Subject: Security Problems
If you want to identify a particular machine on the network, you may have to go outside of notes. The post-open event is a good idea - in that it might bring some .ini info back. Obvioulsy changing the password or creating a new ID renders that bad guy’s no good - so you have to keep him live at first.
I might try something like this. In a post save or post close event I would add an additional mailsend to another account. Something like, on save @mailsend. Have it generate an email to a new mail file. Find the time that the mail was sent and locate the entry in the server log. The cross-reference the server log with the transaction log of the server to find out which machine on the network the mail was sent from. Depending on the activity, you may have to get a couple transactions in order to match them conclusively.
Just a thought…
Subject: RE: Security Problems
or watch the server database users view and look at the mail database, track the ip numbers of the connecting machine and match to the user,
or you could search his hard drive for *.id and locate the id
how did he get the password?
of course if he knows the user name and password and it still the same he could be reading it via inotes
Subject: RE: Security Problems
First of all Thanks guys for all the suggestions.
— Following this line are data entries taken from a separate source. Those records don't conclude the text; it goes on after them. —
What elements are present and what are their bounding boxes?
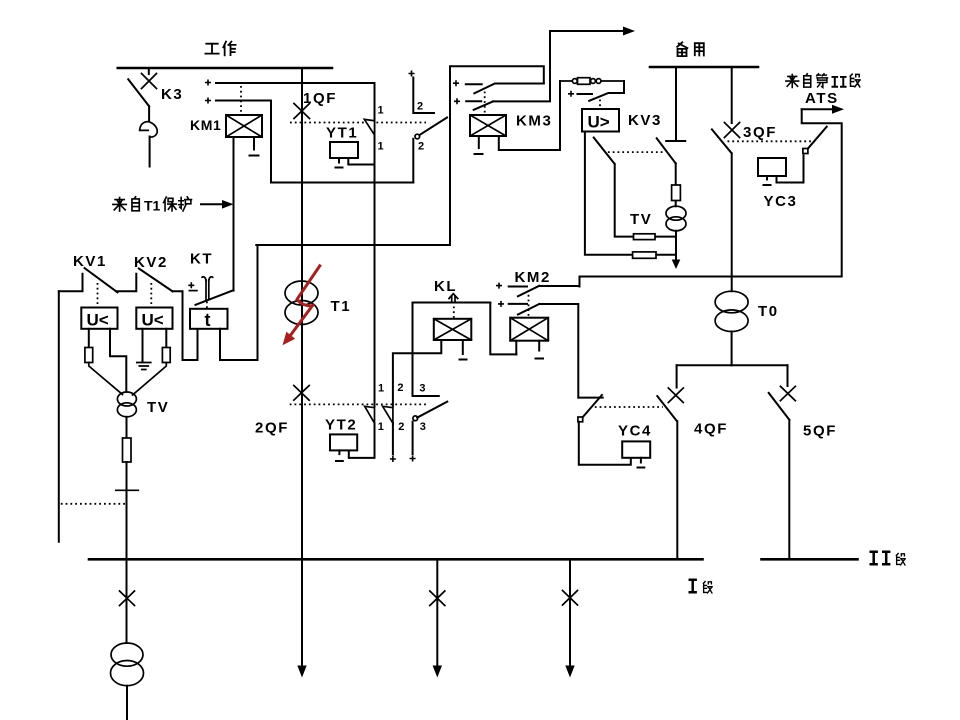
svg-text:U>: U> [588,113,610,132]
svg-text:U<: U< [142,311,164,330]
svg-text:3: 3 [419,383,425,395]
svg-text:2: 2 [397,382,403,394]
svg-text:YC4: YC4 [618,423,652,440]
svg-text:4QF: 4QF [694,421,728,438]
svg-text:KV1: KV1 [73,253,107,270]
svg-text:KV2: KV2 [134,254,168,271]
svg-text:1: 1 [378,383,384,395]
svg-text:KM1: KM1 [190,117,221,133]
svg-text:YT2: YT2 [325,417,357,434]
svg-text:YT1: YT1 [326,125,358,142]
svg-text:T1: T1 [331,298,352,315]
svg-text:TV: TV [630,211,652,228]
svg-text:KL: KL [434,278,457,295]
svg-text:2: 2 [418,141,424,153]
svg-text:K3: K3 [161,86,183,103]
svg-text:KT: KT [190,251,213,268]
svg-text:1: 1 [378,141,384,153]
svg-text:2: 2 [398,421,404,433]
svg-text:TV: TV [147,399,169,416]
svg-text:1: 1 [378,421,384,433]
svg-text:1QF: 1QF [303,90,337,107]
svg-text:KM3: KM3 [516,113,552,130]
svg-text:1: 1 [378,105,384,117]
svg-text:3: 3 [420,421,426,433]
svg-text:2QF: 2QF [255,420,289,437]
svg-text:YC3: YC3 [764,193,798,210]
svg-text:3QF: 3QF [743,124,777,141]
svg-text:t: t [205,310,211,330]
svg-text:T0: T0 [758,303,779,320]
svg-text:U<: U< [87,311,109,330]
svg-text:KM2: KM2 [515,269,551,286]
svg-text:KV3: KV3 [628,112,662,129]
svg-text:5QF: 5QF [803,423,837,440]
svg-text:ATS: ATS [805,90,839,107]
svg-text:T1: T1 [144,198,161,214]
svg-text:2: 2 [417,101,423,113]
The basic situation is that we (IT Admin bods) keep a copy of Ids locked down on the Network. It obviously wasnt locked down enough. (A seperate dispute with Windows ;o) He’s also IT and thus has a very good working knowledge of Notes as hes one of our Notes and VB Programmers.
I know who the culprit is, but I need proof.
Im gonna get to work on some of the ideas that you guys said about, Ill let you all know.
Thanks again so much!
Jon
Subject: Note that this is a poster child issue for storing ID file backups in a database instead of on a file server.